Position paper: De betekenis van digitale innovatie in de jeugd-ggz
Samen de vraag verkennen
Floortje Scheepers is hoogleraar Innovatie in de GGZ bij het UMC Utrecht. Samen met het Kenniscentrum Kinder- en Jeugdpsychiatrie bracht zij professionals uit verschillende werkvelden bij elkaar om de hoofdvraag te onderzoeken: hoe sluiten we vanuit de kinder- en jeugdpsychiatrie op de juiste manier aan bij technologische ontwikkelingen, zodat we deze betekenisvol kunnen inzetten?
Het position paper De betekenis van digitale innovatie in de jeugd-ggz is het product van deze interdisciplinaire dialoog, en is het startdocument voor volgende stappen om technologie zinvol te laten zijn in de behandeling voor psychisch kwetsbare kinderen en jongeren.
Onvoldoende zicht op de schaduwkant
Kinderen nemen technologie mee naar de behandelkamer. Ze communiceren online en zoeken bijvoorbeeld zelf informatie op over diagnoses en behandeling. Dit kan positief zijn: kinderen krijgen zo mogelijk meer regie op hun eigen herstel. De gelijkwaardigheid tussen kind en behandelaar kan hierdoor toenemen.
Maar we hebben nog te weinig zicht op de negatieve invloed van digitale technologie. Dit maakt sturen op de preventie van mogelijke risico’s moeilijk. Er kunnen bijvoorbeeld belangrijke dingen verloren gaan, zoals het persoonlijke, soms schurende en daarmee waardevolle contact tussen behandelaar en patiënt.
Hoe nu verder?
De kinderen en jongeren zelf bepalen de betekenis van technologie in de behandeling. Hoe worden zij hierdoor gemotiveerd, ondersteund en versterkt? Wat verliest de jeugd-ggz door onvoldoende aan te sluiten op hun leefwereld als het gaat om technologie? En is dat erg? Het is noodzakelijk om deze vragen onder de loep te nemen.
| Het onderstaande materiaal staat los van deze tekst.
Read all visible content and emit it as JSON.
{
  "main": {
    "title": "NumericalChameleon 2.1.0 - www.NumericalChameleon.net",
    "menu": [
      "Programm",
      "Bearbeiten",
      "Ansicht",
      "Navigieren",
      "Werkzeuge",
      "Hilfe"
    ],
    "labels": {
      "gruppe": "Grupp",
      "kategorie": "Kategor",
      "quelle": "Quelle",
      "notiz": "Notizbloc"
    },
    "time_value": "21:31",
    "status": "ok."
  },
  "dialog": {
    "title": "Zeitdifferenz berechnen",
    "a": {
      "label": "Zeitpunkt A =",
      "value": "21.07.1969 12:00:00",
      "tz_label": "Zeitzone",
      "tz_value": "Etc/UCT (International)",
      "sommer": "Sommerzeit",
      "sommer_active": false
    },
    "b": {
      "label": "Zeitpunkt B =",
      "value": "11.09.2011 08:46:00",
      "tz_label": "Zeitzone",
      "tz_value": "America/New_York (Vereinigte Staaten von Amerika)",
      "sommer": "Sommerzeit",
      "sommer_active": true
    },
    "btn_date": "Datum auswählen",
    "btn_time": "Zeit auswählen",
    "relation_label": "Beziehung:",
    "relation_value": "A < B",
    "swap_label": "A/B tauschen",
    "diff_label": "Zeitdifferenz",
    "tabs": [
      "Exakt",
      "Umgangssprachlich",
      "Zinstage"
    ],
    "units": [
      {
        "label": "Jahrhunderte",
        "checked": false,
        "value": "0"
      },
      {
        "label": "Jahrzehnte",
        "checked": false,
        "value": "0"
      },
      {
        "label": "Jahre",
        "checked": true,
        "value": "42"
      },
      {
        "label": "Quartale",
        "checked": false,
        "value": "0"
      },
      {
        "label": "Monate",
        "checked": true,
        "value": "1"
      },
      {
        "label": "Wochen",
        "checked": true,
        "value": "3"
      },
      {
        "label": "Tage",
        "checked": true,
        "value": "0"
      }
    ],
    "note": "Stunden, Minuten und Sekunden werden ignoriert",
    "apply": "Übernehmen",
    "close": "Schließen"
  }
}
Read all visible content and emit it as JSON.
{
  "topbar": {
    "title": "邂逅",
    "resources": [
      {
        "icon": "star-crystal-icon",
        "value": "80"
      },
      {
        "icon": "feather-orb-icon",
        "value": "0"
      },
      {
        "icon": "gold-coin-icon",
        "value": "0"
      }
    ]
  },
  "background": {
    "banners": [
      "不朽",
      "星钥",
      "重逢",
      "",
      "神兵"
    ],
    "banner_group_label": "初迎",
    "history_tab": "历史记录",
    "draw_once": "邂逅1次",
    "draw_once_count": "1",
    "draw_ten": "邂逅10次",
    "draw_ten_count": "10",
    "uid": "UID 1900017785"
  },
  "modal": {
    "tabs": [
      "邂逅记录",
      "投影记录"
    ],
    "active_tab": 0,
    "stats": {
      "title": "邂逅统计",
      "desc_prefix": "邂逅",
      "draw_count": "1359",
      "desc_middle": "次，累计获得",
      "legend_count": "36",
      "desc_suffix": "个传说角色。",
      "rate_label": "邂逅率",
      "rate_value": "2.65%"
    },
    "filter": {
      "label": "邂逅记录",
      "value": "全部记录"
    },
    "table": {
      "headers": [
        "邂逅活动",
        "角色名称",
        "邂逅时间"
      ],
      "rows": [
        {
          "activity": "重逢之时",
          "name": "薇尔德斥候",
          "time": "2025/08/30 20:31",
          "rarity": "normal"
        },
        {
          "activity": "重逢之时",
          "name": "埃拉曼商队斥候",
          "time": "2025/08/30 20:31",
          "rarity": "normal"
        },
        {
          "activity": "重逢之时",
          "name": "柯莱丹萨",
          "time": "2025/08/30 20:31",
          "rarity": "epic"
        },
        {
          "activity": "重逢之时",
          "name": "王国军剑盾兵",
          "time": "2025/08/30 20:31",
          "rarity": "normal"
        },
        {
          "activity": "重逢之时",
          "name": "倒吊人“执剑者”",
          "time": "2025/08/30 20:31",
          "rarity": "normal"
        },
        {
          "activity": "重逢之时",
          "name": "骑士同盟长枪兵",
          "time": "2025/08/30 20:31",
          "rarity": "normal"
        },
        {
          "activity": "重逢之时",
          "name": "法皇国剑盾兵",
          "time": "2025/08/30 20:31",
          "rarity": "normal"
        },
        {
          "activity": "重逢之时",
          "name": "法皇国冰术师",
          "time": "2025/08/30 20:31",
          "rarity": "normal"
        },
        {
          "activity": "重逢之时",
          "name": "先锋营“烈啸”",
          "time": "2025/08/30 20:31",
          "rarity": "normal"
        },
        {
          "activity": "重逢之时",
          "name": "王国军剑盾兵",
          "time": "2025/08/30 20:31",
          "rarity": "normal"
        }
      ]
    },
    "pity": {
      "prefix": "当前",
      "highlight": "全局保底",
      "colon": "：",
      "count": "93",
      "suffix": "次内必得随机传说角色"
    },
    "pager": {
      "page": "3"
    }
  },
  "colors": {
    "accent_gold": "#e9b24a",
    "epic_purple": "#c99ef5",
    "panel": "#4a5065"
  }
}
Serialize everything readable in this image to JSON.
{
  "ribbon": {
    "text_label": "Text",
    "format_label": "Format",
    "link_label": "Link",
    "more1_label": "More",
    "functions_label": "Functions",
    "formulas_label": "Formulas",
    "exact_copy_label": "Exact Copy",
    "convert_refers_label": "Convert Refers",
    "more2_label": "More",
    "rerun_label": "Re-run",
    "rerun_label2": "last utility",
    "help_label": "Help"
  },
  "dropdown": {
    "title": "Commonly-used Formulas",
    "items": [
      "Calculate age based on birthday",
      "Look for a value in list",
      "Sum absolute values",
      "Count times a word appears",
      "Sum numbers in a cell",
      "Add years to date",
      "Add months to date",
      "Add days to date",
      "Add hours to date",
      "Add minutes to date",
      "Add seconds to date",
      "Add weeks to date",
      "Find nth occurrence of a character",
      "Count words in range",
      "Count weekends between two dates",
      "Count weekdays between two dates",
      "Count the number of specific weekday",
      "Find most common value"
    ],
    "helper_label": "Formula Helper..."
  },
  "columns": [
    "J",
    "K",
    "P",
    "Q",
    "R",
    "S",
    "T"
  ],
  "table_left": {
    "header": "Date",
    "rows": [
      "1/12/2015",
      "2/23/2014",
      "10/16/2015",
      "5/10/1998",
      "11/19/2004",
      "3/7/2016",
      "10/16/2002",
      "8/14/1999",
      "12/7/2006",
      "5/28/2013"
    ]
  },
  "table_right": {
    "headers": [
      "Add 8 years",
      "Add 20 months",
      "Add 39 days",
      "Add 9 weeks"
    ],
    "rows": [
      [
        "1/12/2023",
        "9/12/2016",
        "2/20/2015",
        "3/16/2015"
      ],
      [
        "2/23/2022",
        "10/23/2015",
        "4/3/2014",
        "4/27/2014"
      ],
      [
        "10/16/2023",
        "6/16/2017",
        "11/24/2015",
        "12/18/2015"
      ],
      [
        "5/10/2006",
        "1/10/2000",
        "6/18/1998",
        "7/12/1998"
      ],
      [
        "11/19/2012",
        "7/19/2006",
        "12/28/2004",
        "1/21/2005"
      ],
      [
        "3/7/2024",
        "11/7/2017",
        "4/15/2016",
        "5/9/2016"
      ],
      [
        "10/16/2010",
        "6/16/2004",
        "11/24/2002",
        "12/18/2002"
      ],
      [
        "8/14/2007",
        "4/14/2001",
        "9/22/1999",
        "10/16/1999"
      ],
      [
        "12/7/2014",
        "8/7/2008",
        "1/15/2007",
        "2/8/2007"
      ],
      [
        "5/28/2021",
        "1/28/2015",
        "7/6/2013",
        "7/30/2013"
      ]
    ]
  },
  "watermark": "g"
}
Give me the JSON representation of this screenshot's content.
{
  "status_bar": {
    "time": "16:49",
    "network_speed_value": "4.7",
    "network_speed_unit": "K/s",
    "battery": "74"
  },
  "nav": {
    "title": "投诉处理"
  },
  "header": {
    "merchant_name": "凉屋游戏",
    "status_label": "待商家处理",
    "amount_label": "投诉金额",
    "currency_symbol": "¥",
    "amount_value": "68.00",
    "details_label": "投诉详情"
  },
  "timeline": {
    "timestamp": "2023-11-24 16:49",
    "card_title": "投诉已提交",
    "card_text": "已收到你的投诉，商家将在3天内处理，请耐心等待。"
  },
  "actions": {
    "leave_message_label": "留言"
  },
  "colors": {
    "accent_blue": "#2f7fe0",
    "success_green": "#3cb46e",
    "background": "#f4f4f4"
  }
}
Daarnaast is er actie nodig: kennis opbouwen, onderzoek en experimenten uitvoeren, documenteren wat we weten en ervaringen delen. Een richtlijn die diagnoses overstijgt kan hierbij helpen, net als databases, een risico-indicatie of andere handreiking.
Een nationaal netwerk (inclusief de kinderen waar het om gaat) kan helpen elkaar te vinden, initiatieven te verbinden en van elkaar te leren.